- Native name: ארז צדוק
- Born: 1980 (age 45–46) Natanya
- Language: Hebrew (עברית)
- Genre: comics
- Partner: Liat Rotner

= Erez Zadok =

Israeli comic book writer

Erez Zadok (ארז צדוק) is an Israeli comic book writer. He is known especially for his graphic novel Tranquilo (טרנקילו).

== Early life ==
In 1998 Zadok finished high-school, and published short comic book stories. His most famous stories from those years were Max (מקס) and Zoo-La (Zoo-לה). They were successful and were published in various youth magazines.

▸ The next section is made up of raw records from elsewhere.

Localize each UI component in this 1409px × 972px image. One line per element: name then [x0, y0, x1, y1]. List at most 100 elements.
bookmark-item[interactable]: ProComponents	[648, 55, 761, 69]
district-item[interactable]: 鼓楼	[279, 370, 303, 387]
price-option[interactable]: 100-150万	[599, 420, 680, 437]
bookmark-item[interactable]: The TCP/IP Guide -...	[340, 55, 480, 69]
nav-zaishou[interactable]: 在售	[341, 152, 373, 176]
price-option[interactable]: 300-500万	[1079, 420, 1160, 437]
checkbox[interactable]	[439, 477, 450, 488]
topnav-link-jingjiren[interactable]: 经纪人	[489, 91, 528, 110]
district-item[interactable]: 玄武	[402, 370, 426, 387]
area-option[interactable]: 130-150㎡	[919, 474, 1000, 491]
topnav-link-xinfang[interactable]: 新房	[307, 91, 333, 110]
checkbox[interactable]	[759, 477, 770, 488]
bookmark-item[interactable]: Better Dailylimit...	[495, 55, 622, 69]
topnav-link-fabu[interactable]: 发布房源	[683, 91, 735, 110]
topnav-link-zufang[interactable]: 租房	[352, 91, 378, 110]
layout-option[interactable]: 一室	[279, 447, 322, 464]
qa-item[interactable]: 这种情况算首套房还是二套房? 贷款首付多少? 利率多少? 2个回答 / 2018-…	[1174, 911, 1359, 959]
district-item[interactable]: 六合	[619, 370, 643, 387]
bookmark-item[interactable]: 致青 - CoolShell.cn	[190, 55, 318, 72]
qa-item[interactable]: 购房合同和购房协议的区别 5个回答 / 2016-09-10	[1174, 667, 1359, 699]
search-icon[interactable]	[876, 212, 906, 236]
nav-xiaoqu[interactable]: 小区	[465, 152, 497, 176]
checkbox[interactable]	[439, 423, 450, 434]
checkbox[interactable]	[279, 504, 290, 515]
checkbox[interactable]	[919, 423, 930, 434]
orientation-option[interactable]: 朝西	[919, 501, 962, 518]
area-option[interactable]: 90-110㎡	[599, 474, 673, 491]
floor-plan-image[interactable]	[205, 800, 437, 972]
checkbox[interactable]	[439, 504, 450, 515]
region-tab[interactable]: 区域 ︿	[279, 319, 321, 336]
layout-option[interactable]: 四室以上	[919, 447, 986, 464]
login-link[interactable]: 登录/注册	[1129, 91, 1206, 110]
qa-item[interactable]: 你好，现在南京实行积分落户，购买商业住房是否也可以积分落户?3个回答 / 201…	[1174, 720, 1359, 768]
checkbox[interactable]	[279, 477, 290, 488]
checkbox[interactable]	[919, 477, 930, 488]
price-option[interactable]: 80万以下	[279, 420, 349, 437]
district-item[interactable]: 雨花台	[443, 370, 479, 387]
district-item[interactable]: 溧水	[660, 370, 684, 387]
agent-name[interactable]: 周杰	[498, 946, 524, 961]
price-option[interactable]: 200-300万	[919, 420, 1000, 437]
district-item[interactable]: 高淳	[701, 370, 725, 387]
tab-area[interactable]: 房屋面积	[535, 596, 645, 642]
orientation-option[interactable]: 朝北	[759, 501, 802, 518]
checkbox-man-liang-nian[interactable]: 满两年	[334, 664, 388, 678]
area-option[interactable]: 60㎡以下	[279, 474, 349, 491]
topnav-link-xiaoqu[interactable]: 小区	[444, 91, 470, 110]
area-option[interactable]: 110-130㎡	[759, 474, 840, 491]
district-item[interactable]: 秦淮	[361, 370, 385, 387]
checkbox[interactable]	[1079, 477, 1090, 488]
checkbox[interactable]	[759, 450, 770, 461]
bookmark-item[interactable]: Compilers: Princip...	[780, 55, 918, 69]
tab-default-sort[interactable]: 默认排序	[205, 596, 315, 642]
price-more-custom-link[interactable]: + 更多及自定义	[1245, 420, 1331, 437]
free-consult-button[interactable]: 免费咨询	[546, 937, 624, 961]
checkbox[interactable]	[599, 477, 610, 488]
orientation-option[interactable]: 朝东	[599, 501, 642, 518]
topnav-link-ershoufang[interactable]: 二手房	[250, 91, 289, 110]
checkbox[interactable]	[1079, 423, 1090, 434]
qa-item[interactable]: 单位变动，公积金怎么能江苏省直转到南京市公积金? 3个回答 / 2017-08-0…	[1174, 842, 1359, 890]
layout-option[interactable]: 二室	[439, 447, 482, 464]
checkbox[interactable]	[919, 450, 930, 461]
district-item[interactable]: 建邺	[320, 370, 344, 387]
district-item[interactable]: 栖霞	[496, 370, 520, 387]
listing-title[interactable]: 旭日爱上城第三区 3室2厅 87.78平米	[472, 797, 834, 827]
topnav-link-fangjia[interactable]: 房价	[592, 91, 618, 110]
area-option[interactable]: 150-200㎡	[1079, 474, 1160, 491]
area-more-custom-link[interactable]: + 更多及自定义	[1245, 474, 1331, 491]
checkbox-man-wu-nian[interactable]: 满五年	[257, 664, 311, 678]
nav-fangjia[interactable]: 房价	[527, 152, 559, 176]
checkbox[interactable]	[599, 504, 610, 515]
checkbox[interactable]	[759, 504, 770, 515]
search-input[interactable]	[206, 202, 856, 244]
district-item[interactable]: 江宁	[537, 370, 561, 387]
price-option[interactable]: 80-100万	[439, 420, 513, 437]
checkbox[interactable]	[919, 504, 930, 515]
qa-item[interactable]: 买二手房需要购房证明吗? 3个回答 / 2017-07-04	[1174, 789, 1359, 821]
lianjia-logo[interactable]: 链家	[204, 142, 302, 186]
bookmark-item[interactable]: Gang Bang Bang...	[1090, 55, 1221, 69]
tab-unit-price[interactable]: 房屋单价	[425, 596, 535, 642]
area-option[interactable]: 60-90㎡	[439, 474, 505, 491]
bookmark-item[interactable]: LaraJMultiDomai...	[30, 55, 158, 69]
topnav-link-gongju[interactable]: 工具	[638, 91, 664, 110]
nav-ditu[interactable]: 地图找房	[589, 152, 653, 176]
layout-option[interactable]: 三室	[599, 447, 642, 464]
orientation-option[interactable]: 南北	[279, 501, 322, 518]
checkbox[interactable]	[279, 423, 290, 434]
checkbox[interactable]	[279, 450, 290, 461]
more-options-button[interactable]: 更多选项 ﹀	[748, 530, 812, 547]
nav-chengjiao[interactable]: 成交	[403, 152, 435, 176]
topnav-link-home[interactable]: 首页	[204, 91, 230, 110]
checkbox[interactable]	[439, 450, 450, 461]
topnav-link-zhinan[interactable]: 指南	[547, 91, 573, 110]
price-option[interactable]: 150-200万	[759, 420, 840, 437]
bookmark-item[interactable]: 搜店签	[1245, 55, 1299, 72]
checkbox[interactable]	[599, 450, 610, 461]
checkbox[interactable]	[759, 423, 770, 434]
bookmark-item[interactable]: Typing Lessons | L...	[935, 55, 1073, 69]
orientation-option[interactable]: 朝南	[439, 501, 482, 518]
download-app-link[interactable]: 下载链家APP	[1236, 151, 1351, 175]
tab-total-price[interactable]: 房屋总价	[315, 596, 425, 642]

He studied visual arts at Bezalel Academy of Arts and Design. He finished his studies there in 2014, and as his final project he published the book Tranquilo. The book tells about his trip in South America after serving in the army, and was also a success. Nissim Hezekiah pointed at the book as one of the five best Israeli comics. Apart from the paper, Zadok published his comic stories on Instagram and as of 2020 his Instagram page had almost 10,000 followers.

In 2015 he collaborated with Liat Rotner and together the two created the successful comic book for teenagers Miko Bell: The Potions Boy.

In 2019 Zadok published an illustrated Passover haggadah written by Jordan B. Gorfinkel.

He is married to Lina, and they have a daughter, Mai.